S1E10
Episode 10 (September 13, 2020)
Yongquan Liu
Xi'an Jiaotong University
Aniruddh Vashisth
University of Washington
Kok Zhi Lee
Purdue University
Compact Wave Controllers Based on Elastic Metasurfaces
Abstract:
The manipulation of elastic waves has been of special interest for a long period of time, owing to their wide applications in structural health monitoring, aseismic design of structures, and medical ultrasonography, etc. Elastic metasurfaces have been recently developed to offer a preferable possibility to manipulate elastic waves, showing the compact and simple-to-implement features. Herein, by artificially tuning the phase and amplitude of certain interfaces, we propose and experimentally demonstrate some examples to manipulate guided elastic waves using metasurfaces, such as source illusions, asymmetric wave propagation, metacages and metaguides. This work may underlie the design of compact devices with complete control over guided elastic waves, and may be potentially useful for applications in elastodynamics like nondestructive testing, high-resolution ultrasonography and analog signal processing.

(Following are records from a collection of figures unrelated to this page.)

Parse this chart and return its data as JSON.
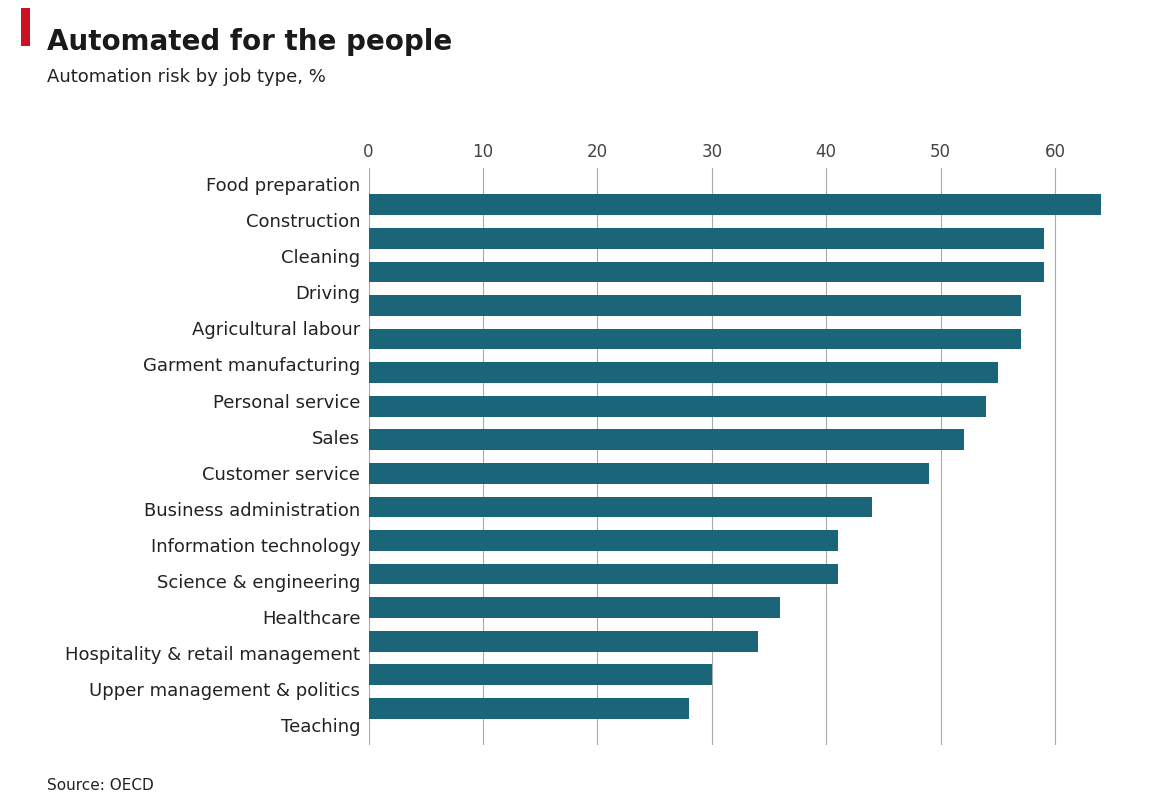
{
  "title": "Automated for the people",
  "subtitle": "Automation risk by job type, %",
  "source": "Source: OECD",
  "bar_color": "#1a6678",
  "background_color": "#ffffff",
  "categories": [
    "Food preparation",
    "Construction",
    "Cleaning",
    "Driving",
    "Agricultural labour",
    "Garment manufacturing",
    "Personal service",
    "Sales",
    "Customer service",
    "Business administration",
    "Information technology",
    "Science & engineering",
    "Healthcare",
    "Hospitality & retail management",
    "Upper management & politics",
    "Teaching"
  ],
  "values": [
    64,
    59,
    59,
    57,
    57,
    55,
    54,
    52,
    49,
    44,
    41,
    41,
    36,
    34,
    30,
    28
  ],
  "xlim": [
    0,
    68
  ],
  "xticks": [
    0,
    10,
    20,
    30,
    40,
    50,
    60
  ],
  "title_fontsize": 20,
  "subtitle_fontsize": 13,
  "label_fontsize": 13,
  "tick_fontsize": 12,
  "source_fontsize": 11,
  "title_color": "#1a1a1a",
  "label_color": "#222222",
  "tick_color": "#444444",
  "grid_color": "#aaaaaa",
  "accent_color": "#cc1122",
  "bar_height": 0.62
}
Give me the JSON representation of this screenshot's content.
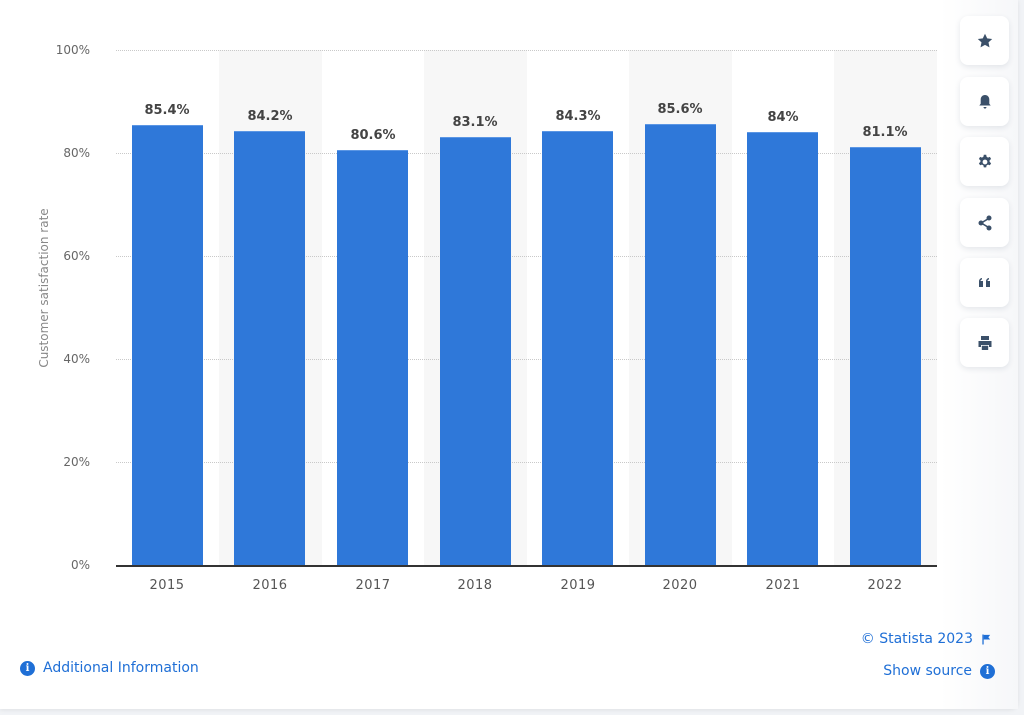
{
  "chart_data": {
    "type": "bar",
    "title": "",
    "xlabel": "",
    "ylabel": "Customer satisfaction rate",
    "categories": [
      "2015",
      "2016",
      "2017",
      "2018",
      "2019",
      "2020",
      "2021",
      "2022"
    ],
    "values": [
      85.4,
      84.2,
      80.6,
      83.1,
      84.3,
      85.6,
      84,
      81.1
    ],
    "value_labels": [
      "85.4%",
      "84.2%",
      "80.6%",
      "83.1%",
      "84.3%",
      "85.6%",
      "84%",
      "81.1%"
    ],
    "ylim": [
      0,
      100
    ],
    "yticks": [
      "100%",
      "80%",
      "60%",
      "40%",
      "20%",
      "0%"
    ],
    "grid": true,
    "legend": null,
    "bar_color": "#2f78d9"
  },
  "toolbar": {
    "items": [
      {
        "name": "favorite",
        "icon": "star-icon"
      },
      {
        "name": "notification",
        "icon": "bell-icon"
      },
      {
        "name": "settings",
        "icon": "gear-icon"
      },
      {
        "name": "share",
        "icon": "share-icon"
      },
      {
        "name": "cite",
        "icon": "quote-icon"
      },
      {
        "name": "print",
        "icon": "print-icon"
      }
    ]
  },
  "footer": {
    "additional_info": "Additional Information",
    "copyright": "© Statista 2023",
    "show_source": "Show source",
    "info_glyph": "i"
  },
  "colors": {
    "accent": "#1f6fd6",
    "bar": "#2f78d9",
    "icon": "#3b5069"
  }
}
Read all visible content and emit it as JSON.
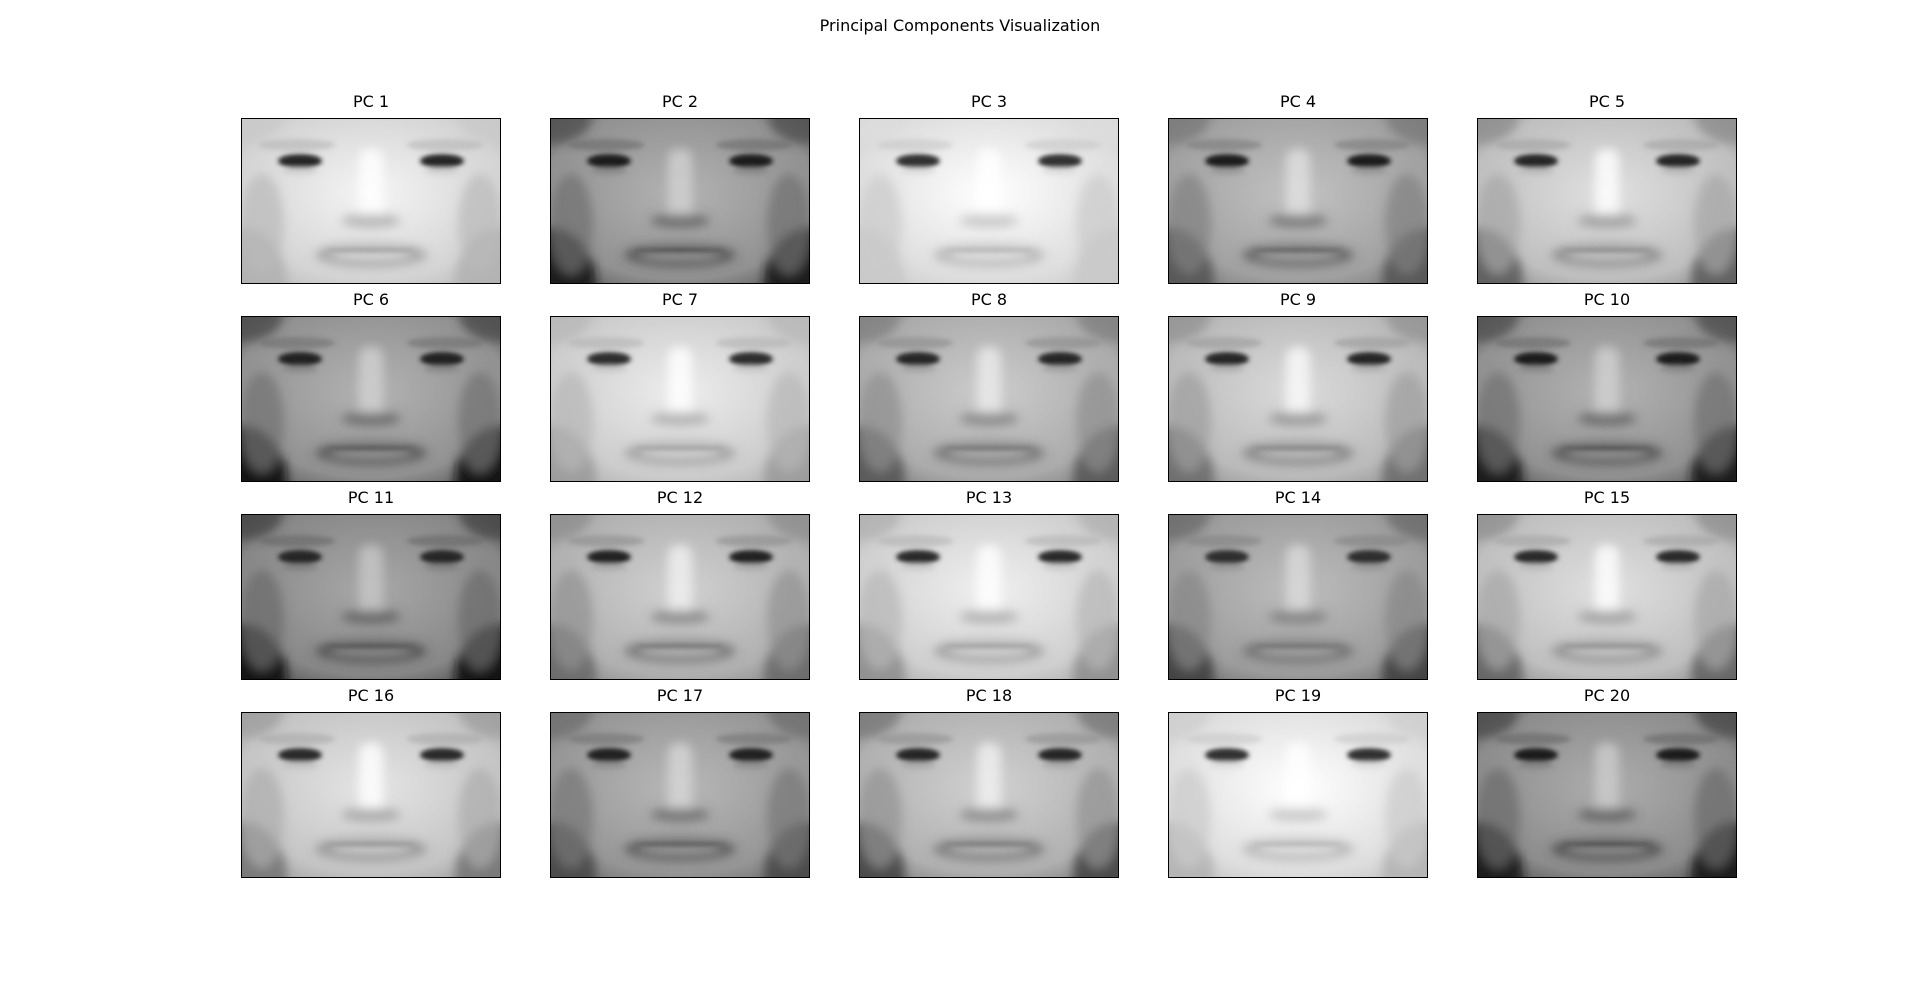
{
  "figure": {
    "title": "Principal Components Visualization"
  },
  "chart_data": {
    "type": "image-grid",
    "title": "Principal Components Visualization",
    "rows": 4,
    "cols": 5,
    "colormap": "gray",
    "panels": [
      {
        "title": "PC 1",
        "tone": 0.88,
        "contrast": 0.85,
        "dark_corners": 0.25
      },
      {
        "title": "PC 2",
        "tone": 0.62,
        "contrast": 1.0,
        "dark_corners": 0.85
      },
      {
        "title": "PC 3",
        "tone": 0.92,
        "contrast": 0.7,
        "dark_corners": 0.15
      },
      {
        "title": "PC 4",
        "tone": 0.68,
        "contrast": 1.0,
        "dark_corners": 0.55
      },
      {
        "title": "PC 5",
        "tone": 0.8,
        "contrast": 0.85,
        "dark_corners": 0.7
      },
      {
        "title": "PC 6",
        "tone": 0.62,
        "contrast": 0.95,
        "dark_corners": 0.9
      },
      {
        "title": "PC 7",
        "tone": 0.85,
        "contrast": 0.75,
        "dark_corners": 0.35
      },
      {
        "title": "PC 8",
        "tone": 0.72,
        "contrast": 0.9,
        "dark_corners": 0.6
      },
      {
        "title": "PC 9",
        "tone": 0.78,
        "contrast": 0.9,
        "dark_corners": 0.55
      },
      {
        "title": "PC 10",
        "tone": 0.62,
        "contrast": 1.0,
        "dark_corners": 0.85
      },
      {
        "title": "PC 11",
        "tone": 0.58,
        "contrast": 0.9,
        "dark_corners": 0.85
      },
      {
        "title": "PC 12",
        "tone": 0.74,
        "contrast": 0.95,
        "dark_corners": 0.5
      },
      {
        "title": "PC 13",
        "tone": 0.86,
        "contrast": 0.8,
        "dark_corners": 0.45
      },
      {
        "title": "PC 14",
        "tone": 0.66,
        "contrast": 0.75,
        "dark_corners": 0.65
      },
      {
        "title": "PC 15",
        "tone": 0.8,
        "contrast": 0.8,
        "dark_corners": 0.65
      },
      {
        "title": "PC 16",
        "tone": 0.82,
        "contrast": 0.8,
        "dark_corners": 0.55
      },
      {
        "title": "PC 17",
        "tone": 0.64,
        "contrast": 0.95,
        "dark_corners": 0.55
      },
      {
        "title": "PC 18",
        "tone": 0.74,
        "contrast": 0.9,
        "dark_corners": 0.75
      },
      {
        "title": "PC 19",
        "tone": 0.92,
        "contrast": 0.7,
        "dark_corners": 0.3
      },
      {
        "title": "PC 20",
        "tone": 0.6,
        "contrast": 1.0,
        "dark_corners": 0.85
      }
    ]
  }
}
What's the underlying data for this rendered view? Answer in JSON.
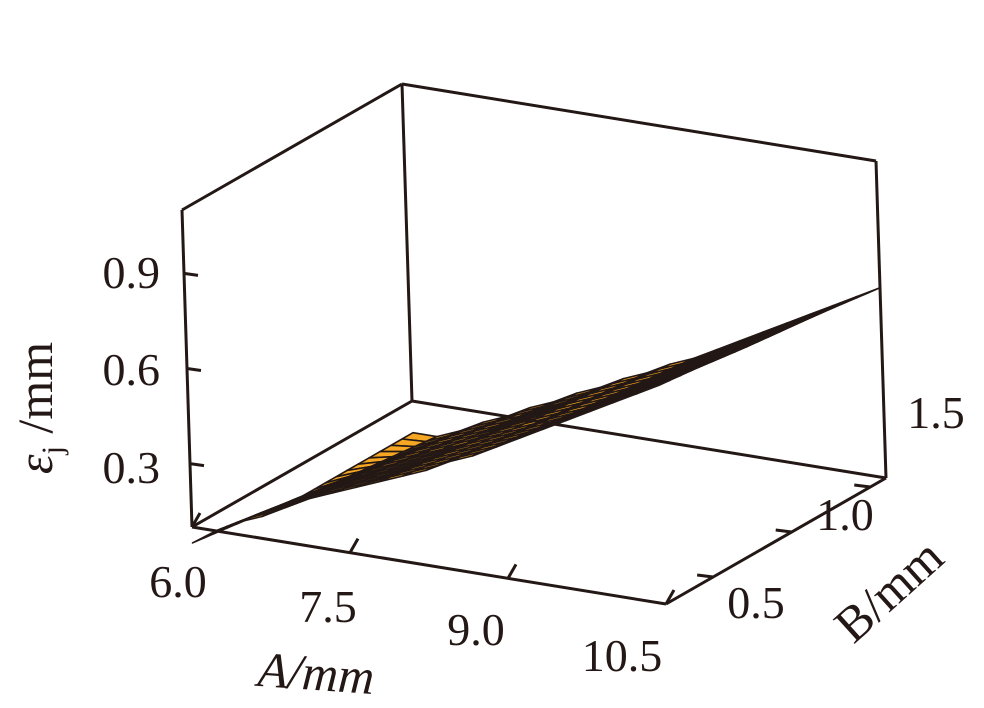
{
  "chart_data": {
    "type": "surface",
    "title": "",
    "xlabel": "A/mm",
    "ylabel": "B/mm",
    "zlabel": "ε_j /mm",
    "zlabel_main": "ε",
    "zlabel_sub": "j",
    "zlabel_unit": " /mm",
    "xlim": [
      6.0,
      10.5
    ],
    "ylim": [
      0.2,
      1.6
    ],
    "zlim": [
      0.1,
      1.1
    ],
    "x_ticks": [
      "6.0",
      "7.5",
      "9.0",
      "10.5"
    ],
    "y_ticks": [
      "0.5",
      "1.0",
      "1.5"
    ],
    "z_ticks": [
      "0.3",
      "0.6",
      "0.9"
    ],
    "surface_color": "#f5a623",
    "mesh_color": "#231815",
    "grid": false,
    "surface": {
      "x_range": [
        6.0,
        10.5
      ],
      "y_range": [
        0.2,
        1.6
      ],
      "x_steps": 20,
      "y_steps": 20,
      "z": [
        [
          0.05,
          0.1,
          0.14,
          0.17,
          0.21,
          0.25,
          0.28,
          0.31,
          0.34,
          0.37,
          0.4,
          0.44,
          0.47,
          0.51,
          0.55,
          0.59,
          0.63,
          0.67,
          0.71,
          0.75,
          0.79
        ],
        [
          0.0,
          0.04,
          0.08,
          0.12,
          0.15,
          0.19,
          0.22,
          0.25,
          0.29,
          0.32,
          0.35,
          0.39,
          0.42,
          0.46,
          0.5,
          0.54,
          0.58,
          0.62,
          0.66,
          0.7,
          0.75
        ],
        [
          0.0,
          0.0,
          0.03,
          0.07,
          0.1,
          0.14,
          0.17,
          0.21,
          0.24,
          0.28,
          0.31,
          0.35,
          0.38,
          0.42,
          0.46,
          0.5,
          0.54,
          0.58,
          0.62,
          0.66,
          0.7
        ]
      ]
    }
  }
}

Using Molecular Dynamics and Experimental Mechanics to Understand Thermo-mechanical Behavior of Polymers
Abstract:
Thermo-mechanical properties of polymers are dependent on the material chemistry of the base materials. Various methods have been developed to perform atomistic-scale simulations for the cross-linking of polymers. Most of these methods involve connecting the reactive sites of the monomers, but these typically do not capture the entire reaction process from the reactants to final products through transition states. Experimental time scales for cross-linking reactions in polymers range from minutes to hours, which are time scales that are inaccessible to atomistic scale simulations. Because simulating reactions on realistic time scales is computationally expensive, in this investigation, an accelerated simulation method was developed within the ReaxFF reactive force field framework. This new method allows simulation of cross-linking at realistic, low temperatures, which helps to mimic chemical reactions and avoids unwanted high-temperature side reactions and still allows us to reject high-barrier events. This new method - Accelerated ReaxFF - can be used to correctly simulate the molecular structures of thermosetting polymers and polymer derived ceramics, and shows good agreement with experimental results.
A Novel Mechanism Controls Neurite Outgrowth Inhibition by A Glycolytic Enzyme
Abstract:
Neurite outgrowth inhibition by NogoA via receptors has been a hurdle for therapeutic intervention in neurodegenerative diseases and spinal cord injury. Although NogoA knockout exhibits enhanced neuron regeneration in spinal cord injured mice, inhibition of Nogo receptors does not recover to the extent observed in NogoA knockout mice, suggesting the presence of other pathways. Here, we identified a novel pathway by NogoA, which inhibits neurite outgrowth via decreasing a glycolytic enzyme, Pgk1. Pgk1 stimulates neurite outgrowth independent from its glycolytic role, while depletion of secreted Pgk1 inhibits neurite outgrowth in cell line and zebrafish without activating known NogoA-dependent pathway. We revealed that extracellular Pgk1 inhibits neurite outgrowth by triggering a reduction of p-Cofilin-S3, a growth cone collapse marker, through decreasing a novel Rac1-GTP/p-Pak1-T423/p-P38-T180/p-MK2-T334/p-Limk1-S323/p-Cofilin-S3 molecular pathway. Not only did supplementary Pgk1 enhance neurite outgrowth in a cell line, but injection of Pgk1 also rescued denervation in muscle-specific NogoA-overexpression of zebrafish and an Amyotrophic Lateral Sclerosis mouse model. Collectively, our results provided insight into NogoA-mediated neurite outgrowth inhibition and shed new light on potential therapeutic in NogoA-mediated neurodegenerative diseases and spinal cord injury.